2024.10.26
青木瀬令奈68はプロフェッショナルの矜持
<Photo:Atsushi Tomura/Getty Images>
樋口久子 三菱電機レディスゴルフトーナメント 武蔵丘ゴルフコース(埼玉県)第2日
約1カ月半ぶりに60台のスコアをマークした。この日、青木瀬令奈は5バーディー、1ボギーの内容。ようやく、手応えを感じてホッとひと安心の様子だった。「体をうまく使うには、どうすればいいか。手探りのラウンド。痛みとうまくつきあいながら、やるしかないでしょう」という。
右腓骨神経損傷で、大会を通してプレーするのは、日本女子オープン以来。しかも今大会は3週間、クラブをまったく握っていなかった実戦だ。故障が完全回復したわけではない。シーズン残り5戦となって、はやる心を抑えながら半ば、見切り発車。当然、不安がよぎっていたことは確かだろう。

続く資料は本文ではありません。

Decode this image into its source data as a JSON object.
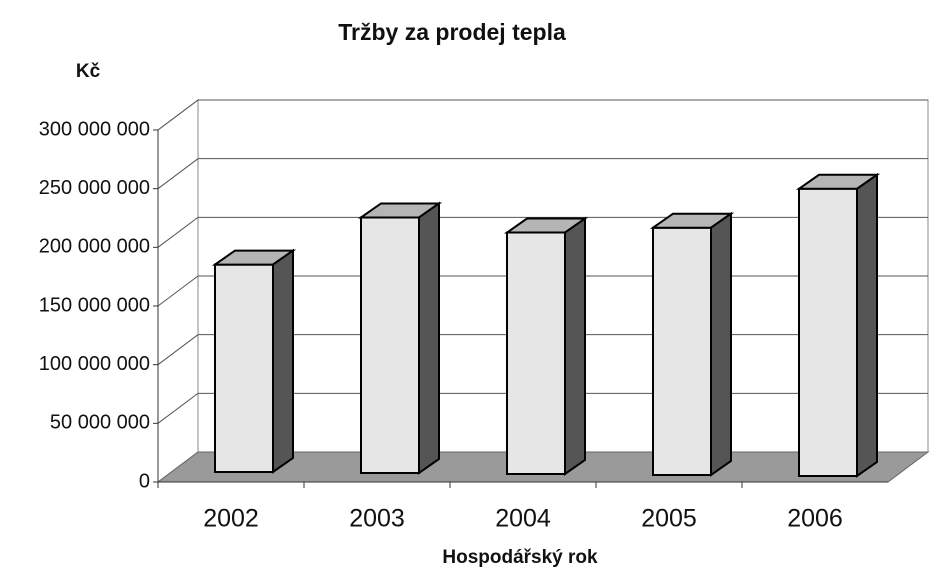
{
  "chart_data": {
    "type": "bar3d",
    "title": "Tržby za prodej tepla",
    "y_label": "Kč",
    "x_label": "Hospodářský rok",
    "categories": [
      "2002",
      "2003",
      "2004",
      "2005",
      "2006"
    ],
    "values": [
      187000000,
      228000000,
      216000000,
      221000000,
      255000000
    ],
    "color": "#e6e6e6",
    "ylim": [
      0,
      300000000
    ],
    "yticks": [
      0,
      {
        "value": 50000000,
        "label": "50 000 000"
      },
      {
        "value": 100000000,
        "label": "100 000 000"
      },
      {
        "value": 150000000,
        "label": "150 000 000"
      },
      {
        "value": 200000000,
        "label": "200 000 000"
      },
      {
        "value": 250000000,
        "label": "250 000 000"
      },
      {
        "value": 300000000,
        "label": "300 000 000"
      }
    ],
    "grid": true
  }
}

「8番、あたりから両足がジンジンとしてきて、痛みを顔に出さないことが大変でした。振り返れば、春先からラウンド中、痛みがなかったことはありません。諸先輩方から、プロを続けていれば、遅かれ早かれ、どこかに故障が出てくるもの。だけど、それをカバーしながら実績、成績を残すことがプロフェッショナル、というものだとお話をうかがってきました」と、話した。

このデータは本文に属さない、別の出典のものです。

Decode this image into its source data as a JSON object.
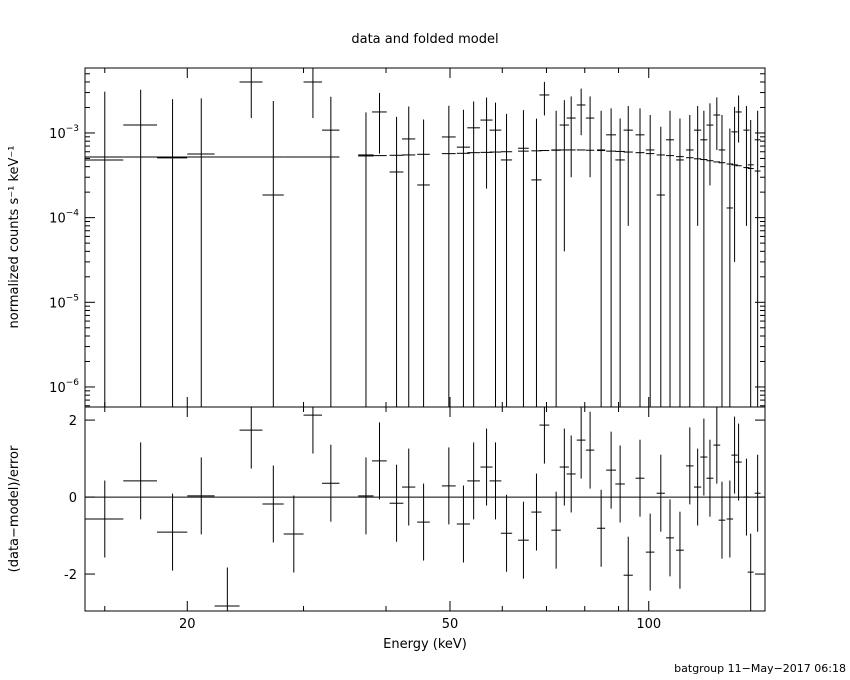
{
  "chart_data": [
    {
      "type": "errorbar",
      "title": "data and folded model",
      "ylabel": "normalized counts s⁻¹ keV⁻¹",
      "log_y": true,
      "log_x": true,
      "xlim": [
        14,
        150
      ],
      "xticks": [
        20,
        50,
        100
      ],
      "xminor_ticks": [
        15,
        30,
        40,
        60,
        70,
        80,
        90
      ],
      "ylim": [
        5.8e-07,
        0.00585
      ],
      "yticks": [
        {
          "value": 1e-06,
          "label": "10",
          "exponent": "−6"
        },
        {
          "value": 1e-05,
          "label": "10",
          "exponent": "−5"
        },
        {
          "value": 0.0001,
          "label": "10",
          "exponent": "−4"
        },
        {
          "value": 0.001,
          "label": "10",
          "exponent": "−3"
        }
      ],
      "color": "#000000",
      "x": [
        15,
        17,
        19,
        21,
        23,
        25,
        27,
        29,
        31,
        33,
        37.3,
        39.1,
        41.5,
        43.3,
        45.6,
        49.8,
        52.4,
        54.3,
        56.8,
        58.6,
        60.9,
        64.6,
        67.6,
        69.5,
        72.4,
        74.5,
        76.3,
        79,
        81.5,
        84.7,
        87.7,
        90.5,
        93.1,
        97,
        100.5,
        104.3,
        107.7,
        111.5,
        115.4,
        118.6,
        121.2,
        123.8,
        126.8,
        129.1,
        132.7,
        134.9,
        136.8,
        140.6,
        142.7,
        146.2
      ],
      "xerr": [
        1,
        1,
        1,
        1,
        1,
        1,
        1,
        1,
        1,
        1,
        1,
        1,
        1,
        1,
        1,
        1.2,
        1.2,
        1.2,
        1.2,
        1.2,
        1.2,
        1.2,
        1.2,
        1.2,
        1.2,
        1.2,
        1.2,
        1.2,
        1.2,
        1.2,
        1.5,
        1.5,
        1.5,
        1.5,
        1.5,
        1.5,
        1.5,
        1.5,
        1.5,
        1.5,
        1.5,
        1.5,
        1.5,
        1.5,
        1.5,
        1.5,
        1.5,
        1.5,
        1.5,
        1.5
      ],
      "values": [
        0.00048,
        0.00124,
        0.000507,
        0.000565,
        null,
        0.004,
        0.000185,
        null,
        0.004,
        0.00108,
        0.00055,
        0.00177,
        0.000346,
        0.00085,
        0.000243,
        0.000897,
        0.00068,
        0.00115,
        0.00142,
        0.00108,
        0.00048,
        0.00066,
        0.000279,
        0.00281,
        0.00063,
        0.00124,
        0.0015,
        0.00214,
        0.0015,
        0.00063,
        0.00095,
        0.00048,
        0.00108,
        0.00095,
        0.00063,
        0.000185,
        0.00083,
        0.00048,
        0.00063,
        0.00108,
        0.00083,
        0.00124,
        0.00163,
        0.00063,
        0.00013,
        0.00103,
        0.00177,
        0.00108,
        0.00042,
        0.00083
      ],
      "errors": [
        0.0026,
        0.002,
        0.002,
        0.002,
        null,
        0.0025,
        0.0022,
        null,
        0.0025,
        0.0016,
        0.0012,
        0.0012,
        0.0012,
        0.0012,
        0.0012,
        0.0012,
        0.0012,
        0.0012,
        0.0012,
        0.0012,
        0.0012,
        0.0012,
        0.0012,
        0.0012,
        0.0012,
        0.0012,
        0.0012,
        0.0012,
        0.0012,
        0.0012,
        0.001,
        0.001,
        0.001,
        0.001,
        0.001,
        0.001,
        0.001,
        0.001,
        0.001,
        0.001,
        0.001,
        0.001,
        0.001,
        0.001,
        0.001,
        0.001,
        0.001,
        0.001,
        0.001,
        0.001
      ],
      "model": {
        "color": "#000000",
        "values": [
          0.00052,
          0.00052,
          0.00052,
          0.00052,
          0.00052,
          0.00052,
          0.00052,
          0.00052,
          0.00052,
          0.00052,
          0.000535,
          0.00054,
          0.000545,
          0.00055,
          0.00056,
          0.00057,
          0.000575,
          0.000585,
          0.00059,
          0.000595,
          0.0006,
          0.00061,
          0.000615,
          0.00062,
          0.000625,
          0.00063,
          0.00063,
          0.00063,
          0.000625,
          0.00062,
          0.00061,
          0.000605,
          0.000595,
          0.000585,
          0.00057,
          0.00055,
          0.00054,
          0.000525,
          0.00051,
          0.000495,
          0.000485,
          0.00047,
          0.000455,
          0.000445,
          0.00043,
          0.00042,
          0.00041,
          0.00039,
          0.00038,
          0.000355
        ]
      }
    },
    {
      "type": "errorbar",
      "ylabel": "(data−model)/error",
      "xlabel": "Energy (keV)",
      "ylim": [
        -2.96,
        2.34
      ],
      "yticks": [
        -2,
        0,
        2
      ],
      "zero_line_color": "#00cc00",
      "color": "#000000",
      "values": [
        -0.57,
        0.42,
        -0.91,
        0.03,
        -2.83,
        1.74,
        -0.18,
        -0.96,
        2.13,
        0.36,
        0.03,
        0.94,
        -0.16,
        0.26,
        -0.65,
        0.29,
        -0.7,
        0.42,
        0.78,
        0.42,
        -0.94,
        -1.12,
        -0.39,
        1.87,
        -0.86,
        0.78,
        0.6,
        1.48,
        1.22,
        -0.81,
        0.7,
        0.34,
        -2.03,
        0.49,
        -1.43,
        0.1,
        -1.06,
        -1.38,
        0.81,
        0.26,
        1.04,
        0.49,
        1.35,
        -0.6,
        -0.57,
        1.09,
        0.91,
        0,
        -1.95,
        0.1
      ],
      "errors": [
        1,
        1,
        1,
        1,
        1,
        1,
        1,
        1,
        1,
        1,
        1,
        1,
        1,
        1,
        1,
        1,
        1,
        1,
        1,
        1,
        1,
        1,
        1,
        1,
        1,
        1,
        1,
        1,
        1,
        1,
        1,
        1,
        1,
        1,
        1,
        1,
        1,
        1,
        1,
        1,
        1,
        1,
        1,
        1,
        1,
        1,
        1,
        1,
        1,
        1
      ]
    }
  ],
  "footer": "batgroup 11−May−2017 06:18"
}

この日も早朝から、大ギャラリーが足を運んだ。視線が注がれる時には、つとめて明るく。ただし、見えないところで時折、痛そうな表情を浮かべることもあった。最終18番、残り79ヤードの第3打は58度を選択。大きな声援に応えるように、素晴らしいショットを披露した。キャリーでボールを落とし、スピンをかけピン1メートルへ。バーディーフィニッシュを決めている。
<Photo:Atsushi Tomura/Getty Images>
「あまり、故障の話はしたくはないけど」と前置きし、「元々、左足の母指球を痛めていた。それをかばっているうちに、右足に-という状況です。母指球が痛いから、特にパッティングではかかと体重になる。それが要因でうまくアドレスがとれず、クラブヘッドがほんの少し、ループしていた。きのう、きょうと、痛くてもバランスよくアドレスもテーマのひとつです」とポイントを解説した。
そうはいっても約3週間、まったくクラブを握らずにいても、ブランクを感じさせないのは、いったい-。「上半身、体幹のトレーニングは休まず続けていたし、ある意味、ゴルフ漬けの毎日。動画配信、テレビで女子だけではない、PGAの男子まで、いいプレーを目に焼き付けた。両眼を通して入ってくるから、試合勘がなくなることはない。今だからいえるけど、頭の中がクリアになったし、私にとって、次の勝利までの準備期間だと思えます」と言葉が弾んだ。
さらに、締めの言葉は、「休むことは人生が終わってからでいい。私は走り続けます」。最終日の猛チャージを、期待したくなる。存在感を示したムービングデーだった。